Les grévistes réclament toujours que la prime d’intéressement, qui peut atteindre 1 500 euros, soit pérennisée sous la forme d’un 13e mois. Ils veulent également que soit revue la grille des salaires : « Assez des primes précaires, on veut du salaire ! », clament-ils. En plus de participer aux piquets de grève quotidiens, les travailleurs organisent des actions variées en direction des autres salariés du groupe ou de la population en général : rassemblement à plus de 200 devant la préfecture, diffusion de tracts sur des ronds-points, marche en cortège jusqu’à la polyclinique Méditerranée Notre Dame qui appartient elle aussi au groupe Elsan. Lors de la manifestation du 1er Mai, plusieurs dizaines de grévistes des cliniques ont marché en tête du cortège syndical, comme cela n’avait pas été vu depuis longtemps à Perpignan : de quoi donner des idées à tous les autres salariés !
Les directions des deux cliniques se répandent dans la presse locale pour prétendre qu’en dépit des nombreuses réquisitions de personnel soignant, certains patients ne pourraient pas recevoir des soins vitaux. C’est un mensonge, une calomnie, d’autant plus que les réquisitions sont si nombreuses qu’il y a plus de soignants dans les services en temps de grève qu’en temps normal, un comble ! Bien loin de faire reculer les salariés en grève, cela les pousse à compléter leurs revendications, car comme ils disent, la direction semble se souvenir qu’il y a des patients dans les locaux seulement les jours de grève ; le reste du temps, ils sont de simples numéros de carte bancaire. C’est pourquoi la vidéo qui montre une gréviste en colère fait le tour des réseaux sociaux. Elle y dit sa colère de ne toucher que 1 700 euros par mois après dix-sept ans d’ancienneté. Et elle rappelle que pour une chambre facturée 140 euros à un patient, la direction refuse de fournir un deuxième oreiller : les petites économies réalisées au détriment des patients et du personnel font les grands profits des actionnaires !

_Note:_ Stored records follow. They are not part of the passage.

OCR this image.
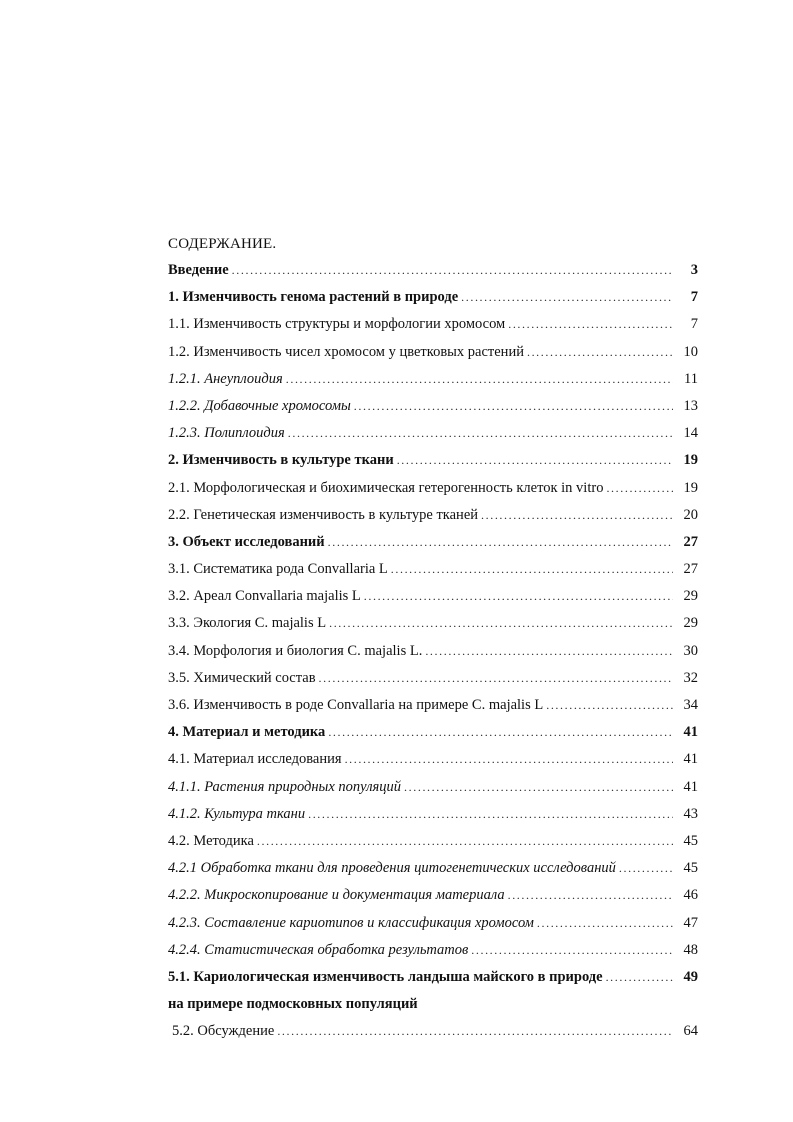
СОДЕРЖАНИЕ.
Введение .....	3
1. Изменчивость генома растений в природе .....	7
1.1. Изменчивость структуры и морфологии хромосом .....	7
1.2. Изменчивость чисел хромосом у цветковых растений .....	10
1.2.1. Анеуплоидия .....	11
1.2.2. Добавочные хромосомы .....	13
1.2.3. Полиплоидия .....	14
2. Изменчивость в культуре ткани .....	19
2.1. Морфологическая и биохимическая гетерогенность клеток in vitro .....	19
2.2. Генетическая изменчивость в культуре тканей .....	20
3. Объект исследований .....	27
3.1. Систематика рода Convallaria L .....	27
3.2. Ареал Convallaria majalis L .....	29
3.3. Экология C. majalis L .....	29
3.4. Морфология и биология С. majalis L. .....	30
3.5. Химический состав .....	32
3.6. Изменчивость в роде Convallaria на примере С. majalis L .....	34
4. Материал и методика .....	41
4.1. Материал исследования .....	41
4.1.1. Растения природных популяций .....	41
4.1.2. Культура ткани .....	43
4.2. Методика .....	45
4.2.1 Обработка ткани для проведения цитогенетических исследований .....	45
4.2.2. Микроскопирование и документация материала .....	46
4.2.3. Составление кариотипов и классификация хромосом .....	47
4.2.4. Статистическая обработка результатов .....	48
5.1. Кариологическая изменчивость ландыша майского в природе .....	49
на примере подмосковных популяций
5.2. Обсуждение .....	64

Le 11 mai à Médipôle, compte tenu de la sourde oreille de la direction, les grévistes exaspérés sont allés manifester à l’entrée de la salle de réunion. Les discussions en assemblée générale portent sur les moyens d’élargir le mouvement en s’adressant aux autres établissements de santé, et de coordonner les actions de ceux déjà mobilisés.